The periaqueductal gray (PAG) modulates nociception via a descending pathway that relays in the rostral ventromedial medulla (RVM) and terminates in the spinal cord. Previous behavioral pharmacology and electrophysiological evidence suggests that brain-derived neurotrophic factor (BDNF) plays an important role in descending pain modulation, likely through the PAG-RVM pathway. However, detailed information is still lacking on the distribution of BDNF, activation of BDNF-containing neurons projecting to RVM in the condition of pain, and neurochemical properties of these neurons within the PAG. Through fluorescent in situ hybridization (FISH) and immunofluorescent staining, the homogenous distributions of BDNF mRNA and protein were observed in the four subregions of PAG. Both neurons and astrocytes expressed BDNF, but not microglia.
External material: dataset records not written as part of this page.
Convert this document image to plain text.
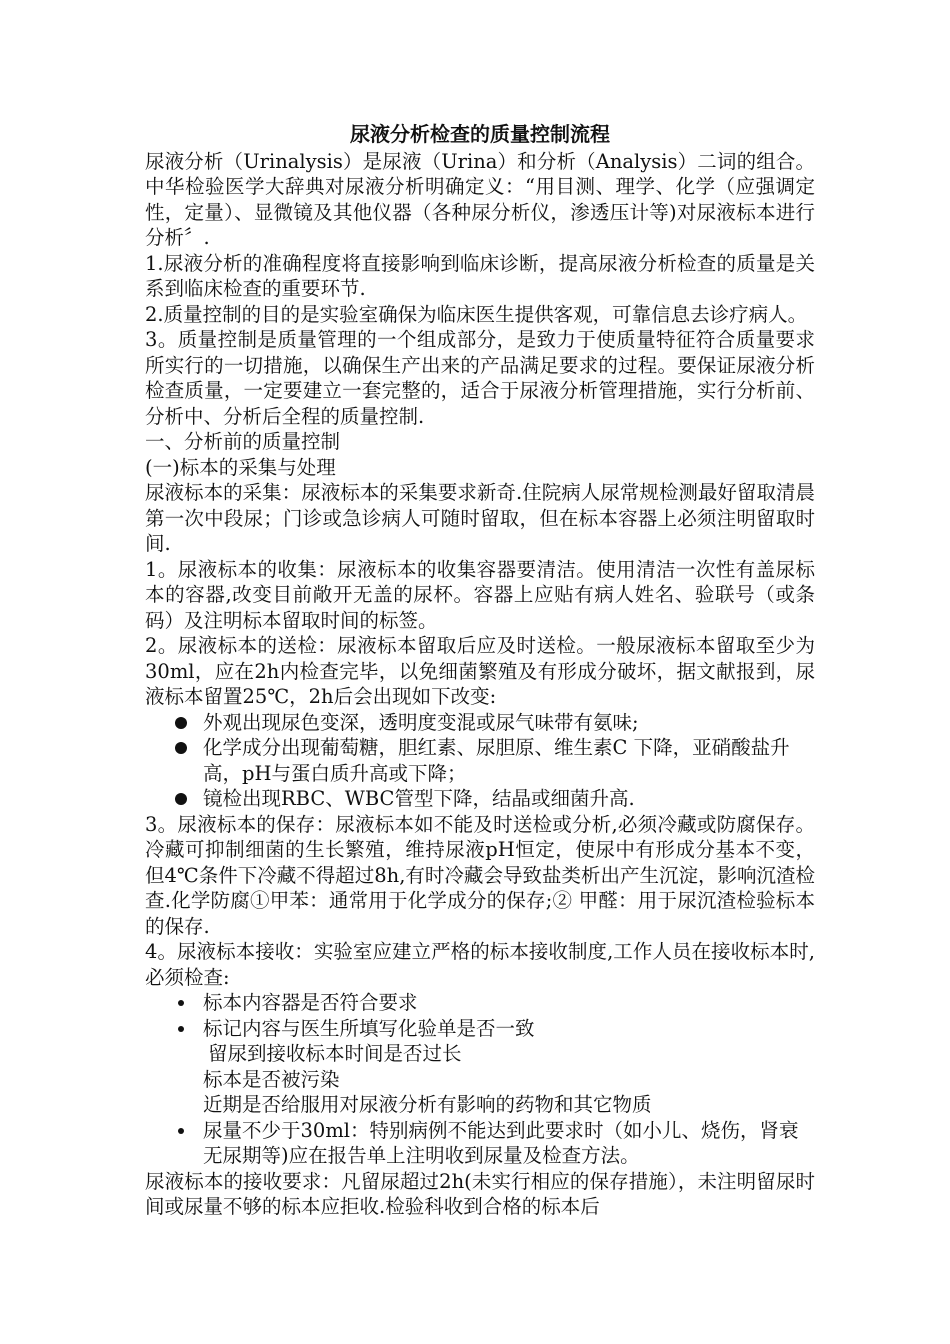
尿液分析检查的质量控制流程

尿液分析（Urinalysis）是尿液（Urina）和分析（Analysis）二词的组合。中华检验医学大辞典对尿液分析明确定义：“用目测、理学、化学（应强调定性，定量）、显微镜及其他仪器（各种尿分析仪，渗透压计等)对尿液标本进行分析〞.

1.尿液分析的准确程度将直接影响到临床诊断，提高尿液分析检查的质量是关系到临床检查的重要环节.

2.质量控制的目的是实验室确保为临床医生提供客观，可靠信息去诊疗病人。

3。质量控制是质量管理的一个组成部分，是致力于使质量特征符合质量要求所实行的一切措施，以确保生产出来的产品满足要求的过程。要保证尿液分析检查质量，一定要建立一套完整的，适合于尿液分析管理措施，实行分析前、分析中、分析后全程的质量控制.

一、分析前的质量控制

(一)标本的采集与处理

尿液标本的采集：尿液标本的采集要求新奇.住院病人尿常规检测最好留取清晨第一次中段尿；门诊或急诊病人可随时留取，但在标本容器上必须注明留取时间.

1。尿液标本的收集：尿液标本的收集容器要清洁。使用清洁一次性有盖尿标本的容器,改变目前敞开无盖的尿杯。容器上应贴有病人姓名、验联号（或条码）及注明标本留取时间的标签。

2。尿液标本的送检：尿液标本留取后应及时送检。一般尿液标本留取至少为30ml，应在2h内检查完毕，以免细菌繁殖及有形成分破坏，据文献报到，尿液标本留置25℃，2h后会出现如下改变:

外观出现尿色变深，透明度变混或尿气味带有氨味;
化学成分出现葡萄糖，胆红素、尿胆原、维生素C 下降，亚硝酸盐升高，pH与蛋白质升高或下降；
镜检出现RBC、WBC管型下降，结晶或细菌升高.

3。尿液标本的保存：尿液标本如不能及时送检或分析,必须冷藏或防腐保存。冷藏可抑制细菌的生长繁殖，维持尿液pH恒定，使尿中有形成分基本不变，但4℃条件下冷藏不得超过8h,有时冷藏会导致盐类析出产生沉淀，影响沉渣检查.化学防腐①甲苯：通常用于化学成分的保存;② 甲醛：用于尿沉渣检验标本的保存.

4。尿液标本接收：实验室应建立严格的标本接收制度,工作人员在接收标本时,必须检查:

标本内容器是否符合要求
标记内容与医生所填写化验单是否一致
留尿到接收标本时间是否过长
标本是否被污染
近期是否给服用对尿液分析有影响的药物和其它物质
尿量不少于30ml：特别病例不能达到此要求时（如小儿、烧伤，肾衰无尿期等)应在报告单上注明收到尿量及检查方法。

尿液标本的接收要求：凡留尿超过2h(未实行相应的保存措施），未注明留尿时间或尿量不够的标本应拒收.检验科收到合格的标本后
By combining retrograde tracing methods and formalin pain model, there were more BDNF-containing neurons projecting to RVM being activated in the ventrolateral subregion of PAG (vlPAG) than other subregions of PAG. The neurochemical properties of BDNF-containing projection neurons in the vlPAG were investigated. BDNF-containing projection neurons expressed the autoreceptor TrkB in addition to serotonin (5-HT), neurotensin (NT), substance P (SP), calcitonin gene related peptide (CGRP), nitric oxide synthase (NOS), and parvalbumin (PV) but not tyrosine decarboxylase (TH). It is speculated that BDNF released from projection neurons in the vlPAG might participate in the descending pain modulation through enhancing the presynaptic release of other neuroactive substances (NSs) in the RVM.